Grafana Alloy (the successor to Grafana Agent) was chosen because:

  • Lightweight footprint compared to running full Prometheus instances on each cluster
  • Native support for Prometheus remote write and Loki push
  • Built-in service discovery for Kubernetes workloads
  • Pipeline-based configuration that’s easy to maintain as code

Key Implementation Details

Metrics Pipeline

# Alloy configuration for metrics collection
prometheus.scrape "pods" {
  targets    = discovery.kubernetes.pods.targets
  forward_to = [prometheus.remote_write.central.receiver]
}

prometheus.remote_write "central" {
  endpoint {
    url = "https://prometheus-central.internal/api/v1/write"
  }
}

Alerting with Teams Integration

I implemented production-grade alerting using Prometheus Alertmanager with Microsoft Teams webhook integration.

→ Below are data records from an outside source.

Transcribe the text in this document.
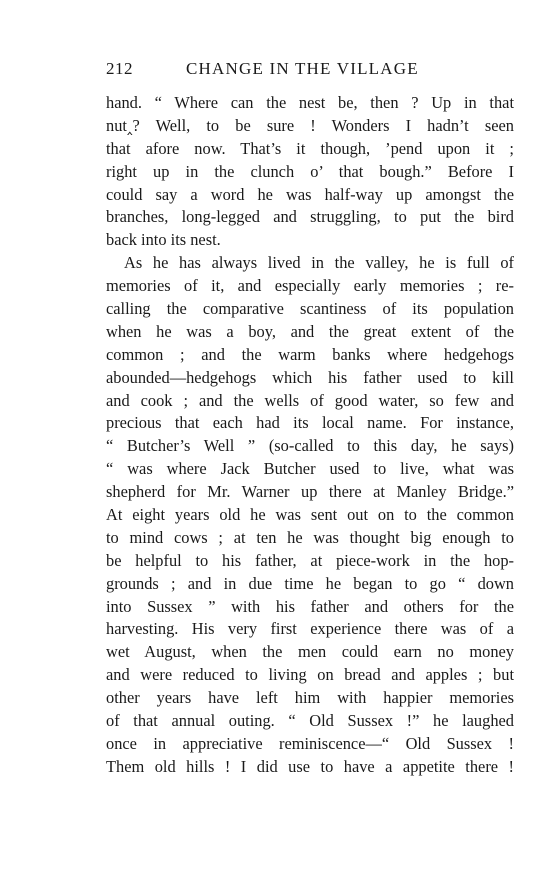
212	CHANGE IN THE VILLAGE
hand. “ Where can the nest be, then ? Up in that
nut‸? Well, to be sure ! Wonders I hadn’t seen
that afore now. That’s it though, ’pend upon it ;
right up in the clunch o’ that bough.” Before I
could say a word he was half-way up amongst the
branches, long-legged and struggling, to put the bird
back into its nest.
As he has always lived in the valley, he is full of
memories of it, and especially early memories ; re-
calling the comparative scantiness of its population
when he was a boy, and the great extent of the
common ; and the warm banks where hedgehogs
abounded—hedgehogs which his father used to kill
and cook ; and the wells of good water, so few and
precious that each had its local name. For instance,
“ Butcher’s Well ” (so-called to this day, he says)
“ was where Jack Butcher used to live, what was
shepherd for Mr. Warner up there at Manley Bridge.”
At eight years old he was sent out on to the common
to mind cows ; at ten he was thought big enough to
be helpful to his father, at piece-work in the hop-
grounds ; and in due time he began to go “ down
into Sussex ” with his father and others for the
harvesting. His very first experience there was of a
wet August, when the men could earn no money
and were reduced to living on bread and apples ; but
other years have left him with happier memories
of that annual outing. “ Old Sussex !” he laughed
once in appreciative reminiscence—“ Old Sussex !
Them old hills ! I did use to have a appetite there !
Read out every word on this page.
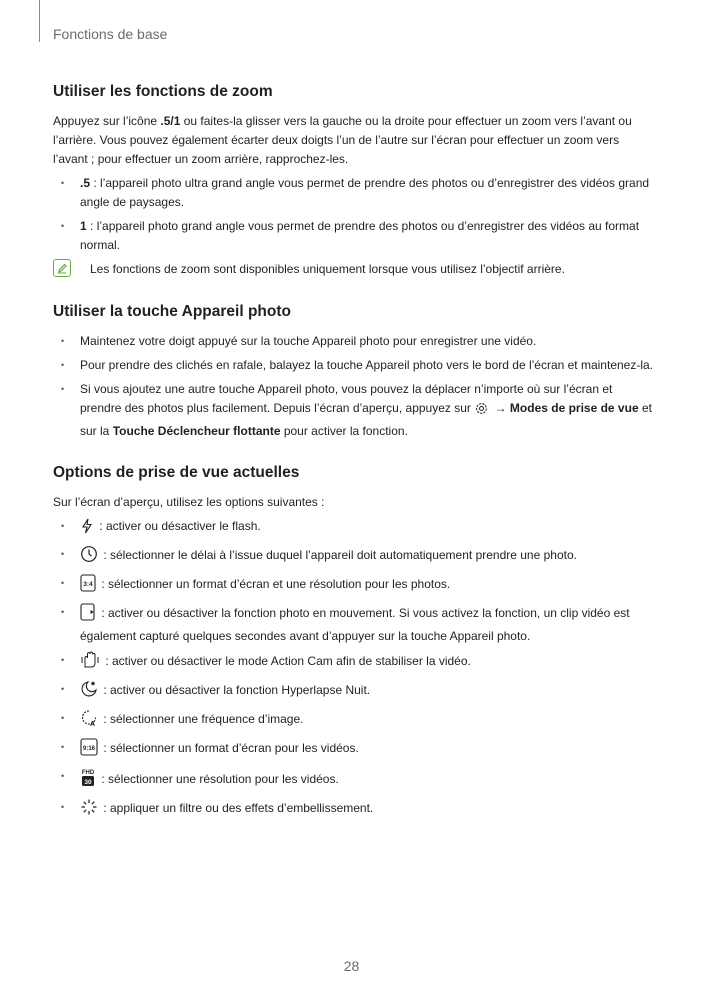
Fonctions de base
Utiliser les fonctions de zoom

Appuyez sur l’icône .5/1 ou faites-la glisser vers la gauche ou la droite pour effectuer un zoom vers l’avant ou l’arrière. Vous pouvez également écarter deux doigts l’un de l’autre sur l’écran pour effectuer un zoom vers l’avant ; pour effectuer un zoom arrière, rapprochez-les.

• .5 : l’appareil photo ultra grand angle vous permet de prendre des photos ou d’enregistrer des vidéos grand angle de paysages.
• 1 : l’appareil photo grand angle vous permet de prendre des photos ou d’enregistrer des vidéos au format normal.
Les fonctions de zoom sont disponibles uniquement lorsque vous utilisez l’objectif arrière.
Utiliser la touche Appareil photo
• Maintenez votre doigt appuyé sur la touche Appareil photo pour enregistrer une vidéo.
• Pour prendre des clichés en rafale, balayez la touche Appareil photo vers le bord de l’écran et maintenez-la.
• Si vous ajoutez une autre touche Appareil photo, vous pouvez la déplacer n’importe où sur l’écran et prendre des photos plus facilement. Depuis l’écran d’aperçu, appuyez sur  → Modes de prise de vue et sur la Touche Déclencheur flottante pour activer la fonction.
Options de prise de vue actuelles

Sur l’écran d’aperçu, utilisez les options suivantes :

• : activer ou désactiver le flash.
• : sélectionner le délai à l’issue duquel l’appareil doit automatiquement prendre une photo.
• 3:4 : sélectionner un format d’écran et une résolution pour les photos.
• : activer ou désactiver la fonction photo en mouvement. Si vous activez la fonction, un clip vidéo est également capturé quelques secondes avant d’appuyer sur la touche Appareil photo.
• : activer ou désactiver le mode Action Cam afin de stabiliser la vidéo.
• : activer ou désactiver la fonction Hyperlapse Nuit.
• A : sélectionner une fréquence d’image.
• 9:16 : sélectionner un format d’écran pour les vidéos.
• FHD
30 : sélectionner une résolution pour les vidéos.
• : appliquer un filtre ou des effets d’embellissement.
28
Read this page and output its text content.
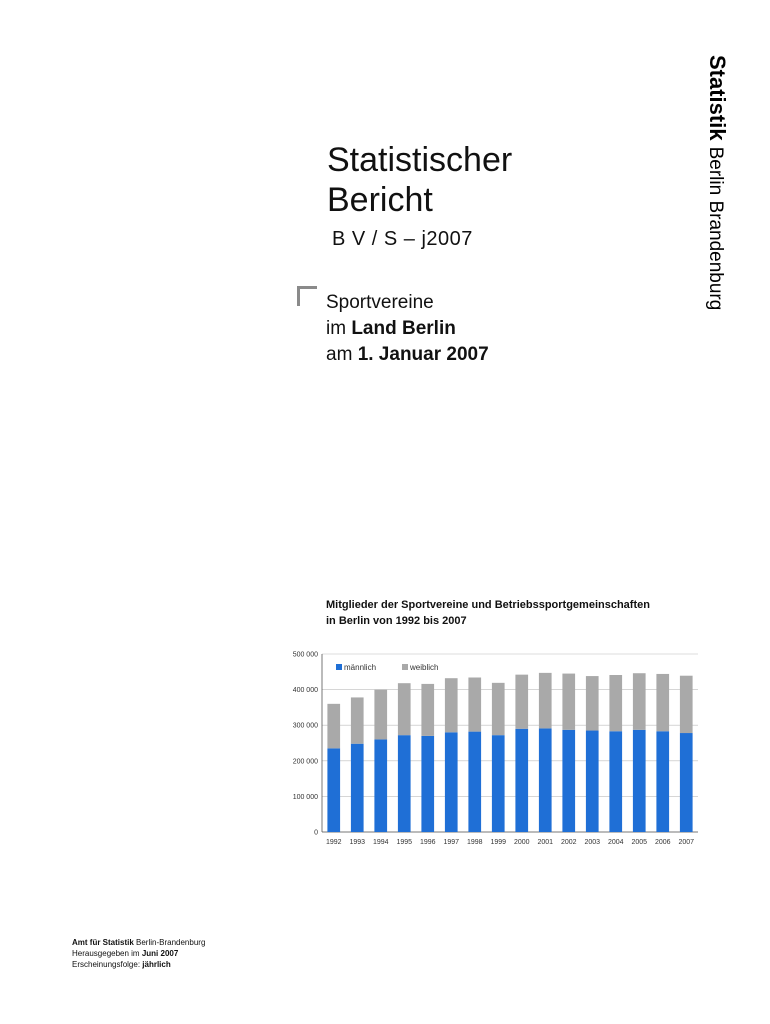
StatistikBerlin Brandenburg
Statistischer
Bericht
B V / S – j2007
Sportvereine
im Land Berlin
am 1. Januar 2007
Mitglieder der Sportvereine und Betriebssportgemeinschaften
in Berlin von 1992 bis 2007
0
100 000
200 000
300 000
400 000
500 000
1992 1993 1994 1995 1996 1997 1998 1999 2000 2001 2002 2003 2004 2005 2006 2007
männlich	weiblich
Amt für Statistik Berlin-Brandenburg
Herausgegeben im Juni 2007
Erscheinungsfolge: jährlich
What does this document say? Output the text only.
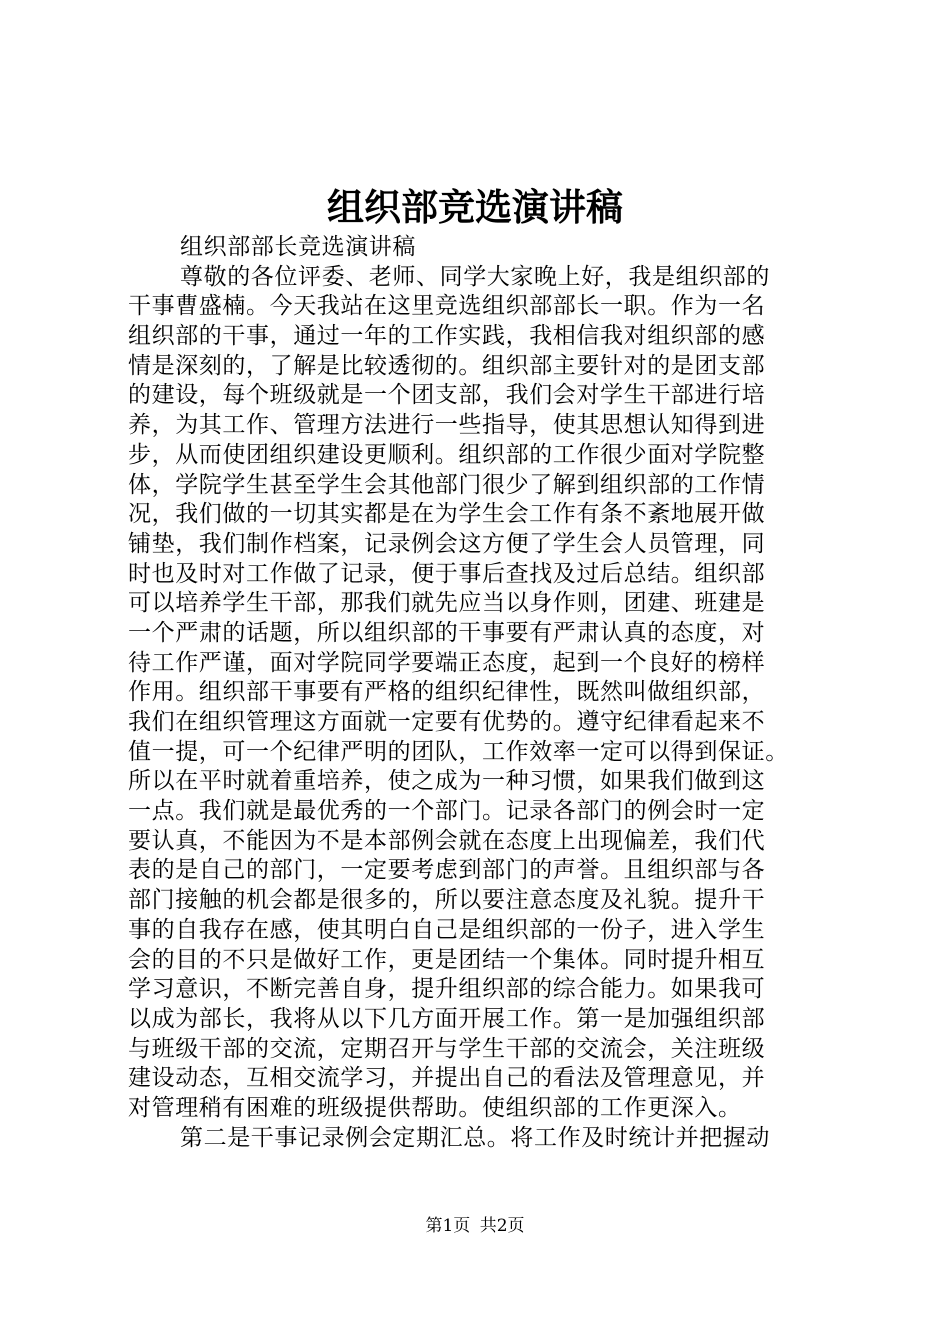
组织部竞选演讲稿
组织部部长竞选演讲稿
尊敬的各位评委、老师、同学大家晚上好，我是组织部的
干事曹盛楠。今天我站在这里竞选组织部部长一职。作为一名
组织部的干事，通过一年的工作实践，我相信我对组织部的感
情是深刻的，了解是比较透彻的。组织部主要针对的是团支部
的建设，每个班级就是一个团支部，我们会对学生干部进行培
养，为其工作、管理方法进行一些指导，使其思想认知得到进
步，从而使团组织建设更顺利。组织部的工作很少面对学院整
体，学院学生甚至学生会其他部门很少了解到组织部的工作情
况，我们做的一切其实都是在为学生会工作有条不紊地展开做
铺垫，我们制作档案，记录例会这方便了学生会人员管理，同
时也及时对工作做了记录，便于事后查找及过后总结。组织部
可以培养学生干部，那我们就先应当以身作则，团建、班建是
一个严肃的话题，所以组织部的干事要有严肃认真的态度，对
待工作严谨，面对学院同学要端正态度，起到一个良好的榜样
作用。组织部干事要有严格的组织纪律性，既然叫做组织部，
我们在组织管理这方面就一定要有优势的。遵守纪律看起来不
值一提，可一个纪律严明的团队，工作效率一定可以得到保证。
所以在平时就着重培养，使之成为一种习惯，如果我们做到这
一点。我们就是最优秀的一个部门。记录各部门的例会时一定
要认真，不能因为不是本部例会就在态度上出现偏差，我们代
表的是自己的部门，一定要考虑到部门的声誉。且组织部与各
部门接触的机会都是很多的，所以要注意态度及礼貌。提升干
事的自我存在感，使其明白自己是组织部的一份子，进入学生
会的目的不只是做好工作，更是团结一个集体。同时提升相互
学习意识，不断完善自身，提升组织部的综合能力。如果我可
以成为部长，我将从以下几方面开展工作。第一是加强组织部
与班级干部的交流，定期召开与学生干部的交流会，关注班级
建设动态，互相交流学习，并提出自己的看法及管理意见，并
对管理稍有困难的班级提供帮助。使组织部的工作更深入。
第二是干事记录例会定期汇总。将工作及时统计并把握动
第1页 共2页
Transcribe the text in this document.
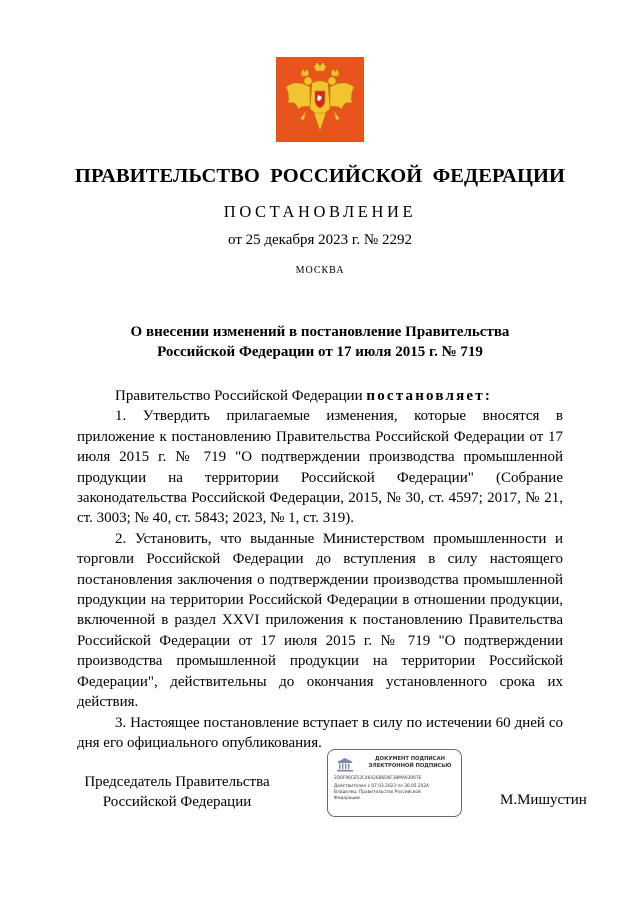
ПРАВИТЕЛЬСТВО РОССИЙСКОЙ ФЕДЕРАЦИИ
ПОСТАНОВЛЕНИЕ
от 25 декабря 2023 г. № 2292
МОСКВА
О внесении изменений в постановление Правительства
Российской Федерации от 17 июля 2015 г. № 719

Правительство Российской Федерации постановляет:

1. Утвердить прилагаемые изменения, которые вносятся в приложение к постановлению Правительства Российской Федерации от 17 июля 2015 г. № 719 "О подтверждении производства промышленной продукции на территории Российской Федерации" (Собрание законодательства Российской Федерации, 2015, № 30, ст. 4597; 2017, № 21, ст. 3003; № 40, ст. 5843; 2023, № 1, ст. 319).

2. Установить, что выданные Министерством промышленности и торговли Российской Федерации до вступления в силу настоящего постановления заключения о подтверждении производства промышленной продукции на территории Российской Федерации в отношении продукции, включенной в раздел XXVI приложения к постановлению Правительства Российской Федерации от 17 июля 2015 г. № 719 "О подтверждении производства промышленной продукции на территории Российской Федерации", действительны до окончания установленного срока их действия.

3. Настоящее постановление вступает в силу по истечении 60 дней со дня его официального опубликования.

Председатель Правительства
Российской Федерации
ДОКУМЕНТ ПОДПИСАН
ЭЛЕКТРОННОЙ ПОДПИСЬЮ
2D0F96CE53C46426B6D6F38MA93067E
Действителен с 07.03.2023 по 30.05.2024
Владелец: Правительство Российской
Федерации	М.Мишустин
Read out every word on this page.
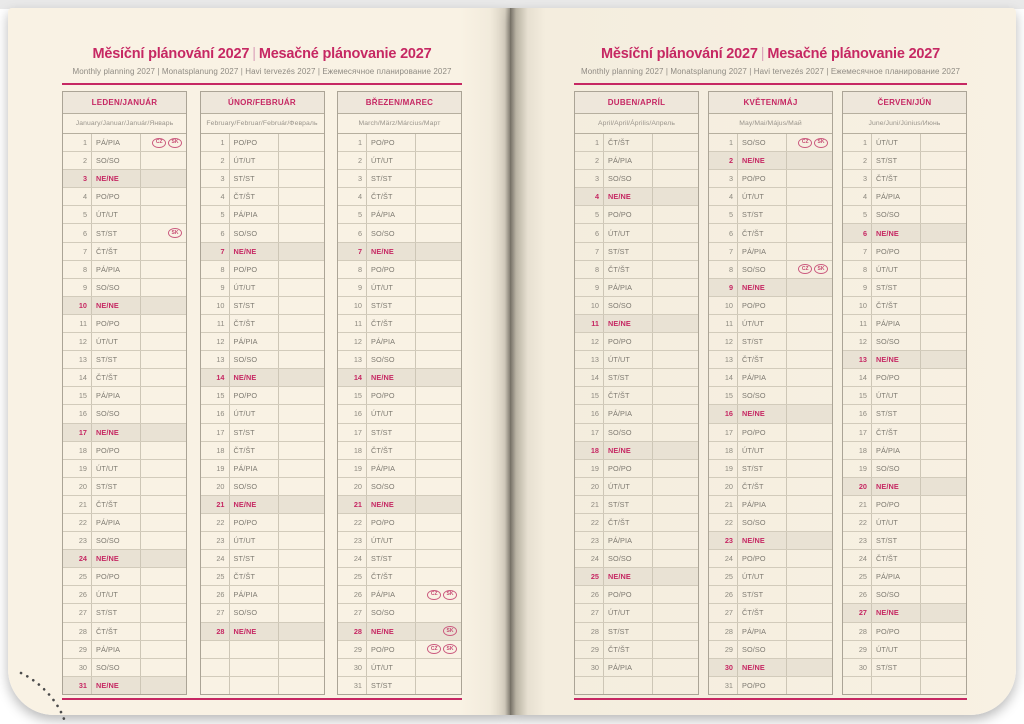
Měsíční plánování 2027 | Mesačné plánovanie 2027
Monthly planning 2027 | Monatsplanung 2027 | Havi tervezés 2027 | Ежемесячное планирование 2027
LEDEN/JANUÁR
January/Januar/Január/Январь
1	PÁ/PIA	CZ	SK
2	SO/SO
3	NE/NE
4	PO/PO
5	ÚT/UT
6	ST/ST	SK
7	ČT/ŠT
8	PÁ/PIA
9	SO/SO
10	NE/NE
11	PO/PO
12	ÚT/UT
13	ST/ST
14	ČT/ŠT
15	PÁ/PIA
16	SO/SO
17	NE/NE
18	PO/PO
19	ÚT/UT
20	ST/ST
21	ČT/ŠT
22	PÁ/PIA
23	SO/SO
24	NE/NE
25	PO/PO
26	ÚT/UT
27	ST/ST
28	ČT/ŠT
29	PÁ/PIA
30	SO/SO
31	NE/NE
ÚNOR/FEBRUÁR
February/Februar/Február/Февраль
1	PO/PO
2	ÚT/UT
3	ST/ST
4	ČT/ŠT
5	PÁ/PIA
6	SO/SO
7	NE/NE
8	PO/PO
9	ÚT/UT
10	ST/ST
11	ČT/ŠT
12	PÁ/PIA
13	SO/SO
14	NE/NE
15	PO/PO
16	ÚT/UT
17	ST/ST
18	ČT/ŠT
19	PÁ/PIA
20	SO/SO
21	NE/NE
22	PO/PO
23	ÚT/UT
24	ST/ST
25	ČT/ŠT
26	PÁ/PIA
27	SO/SO
28	NE/NE
BŘEZEN/MAREC
March/März/Március/Март
1	PO/PO
2	ÚT/UT
3	ST/ST
4	ČT/ŠT
5	PÁ/PIA
6	SO/SO
7	NE/NE
8	PO/PO
9	ÚT/UT
10	ST/ST
11	ČT/ŠT
12	PÁ/PIA
13	SO/SO
14	NE/NE
15	PO/PO
16	ÚT/UT
17	ST/ST
18	ČT/ŠT
19	PÁ/PIA
20	SO/SO
21	NE/NE
22	PO/PO
23	ÚT/UT
24	ST/ST
25	ČT/ŠT
26	PÁ/PIA	CZ	SK
27	SO/SO
28	NE/NE	SK
29	PO/PO	CZ	SK
30	ÚT/UT
31	ST/ST
Měsíční plánování 2027 | Mesačné plánovanie 2027
Monthly planning 2027 | Monatsplanung 2027 | Havi tervezés 2027 | Ежемесячное планирование 2027
DUBEN/APRÍL
April/April/Április/Апрель
1	ČT/ŠT
2	PÁ/PIA
3	SO/SO
4	NE/NE
5	PO/PO
6	ÚT/UT
7	ST/ST
8	ČT/ŠT
9	PÁ/PIA
10	SO/SO
11	NE/NE
12	PO/PO
13	ÚT/UT
14	ST/ST
15	ČT/ŠT
16	PÁ/PIA
17	SO/SO
18	NE/NE
19	PO/PO
20	ÚT/UT
21	ST/ST
22	ČT/ŠT
23	PÁ/PIA
24	SO/SO
25	NE/NE
26	PO/PO
27	ÚT/UT
28	ST/ST
29	ČT/ŠT
30	PÁ/PIA
KVĚTEN/MÁJ
May/Mai/Május/Май
1	SO/SO	CZ	SK
2	NE/NE
3	PO/PO
4	ÚT/UT
5	ST/ST
6	ČT/ŠT
7	PÁ/PIA
8	SO/SO	CZ	SK
9	NE/NE
10	PO/PO
11	ÚT/UT
12	ST/ST
13	ČT/ŠT
14	PÁ/PIA
15	SO/SO
16	NE/NE
17	PO/PO
18	ÚT/UT
19	ST/ST
20	ČT/ŠT
21	PÁ/PIA
22	SO/SO
23	NE/NE
24	PO/PO
25	ÚT/UT
26	ST/ST
27	ČT/ŠT
28	PÁ/PIA
29	SO/SO
30	NE/NE
31	PO/PO
ČERVEN/JÚN
June/Juni/Június/Июнь
1	ÚT/UT
2	ST/ST
3	ČT/ŠT
4	PÁ/PIA
5	SO/SO
6	NE/NE
7	PO/PO
8	ÚT/UT
9	ST/ST
10	ČT/ŠT
11	PÁ/PIA
12	SO/SO
13	NE/NE
14	PO/PO
15	ÚT/UT
16	ST/ST
17	ČT/ŠT
18	PÁ/PIA
19	SO/SO
20	NE/NE
21	PO/PO
22	ÚT/UT
23	ST/ST
24	ČT/ŠT
25	PÁ/PIA
26	SO/SO
27	NE/NE
28	PO/PO
29	ÚT/UT
30	ST/ST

Alerts are categorized by severity:

  • Critical: CPU > 90% for 5 minutes, Memory > 85% for 5 minutes
  • Warning: CPU > 75% for 10 minutes, pod restart count > 3 in 15 minutes
  • Info: Deployment rollout status changes

Results

  • MTTR reduced by 40% — engineers can now identify issues across clusters from a single Grafana dashboard
  • Proactive incident management — alerting catches issues before they impact users
  • Standardized observability — every cluster follows the same monitoring patterns

Lessons Learned

  1. Start with dashboards, not alerts — understand your baseline before setting thresholds
  2. Label everything consistently — cluster name, namespace, and environment labels are non-negotiable
  3. Test your alerting pipeline end-to-end — a silent alert is worse than no alert
  4. Capacity plan for the central cluster — aggregating data from multiple clusters requires significant storage and compute

The centralized observability platform has become the backbone of our operational visibility, and the patterns established here are now our standard for any new cluster we deploy.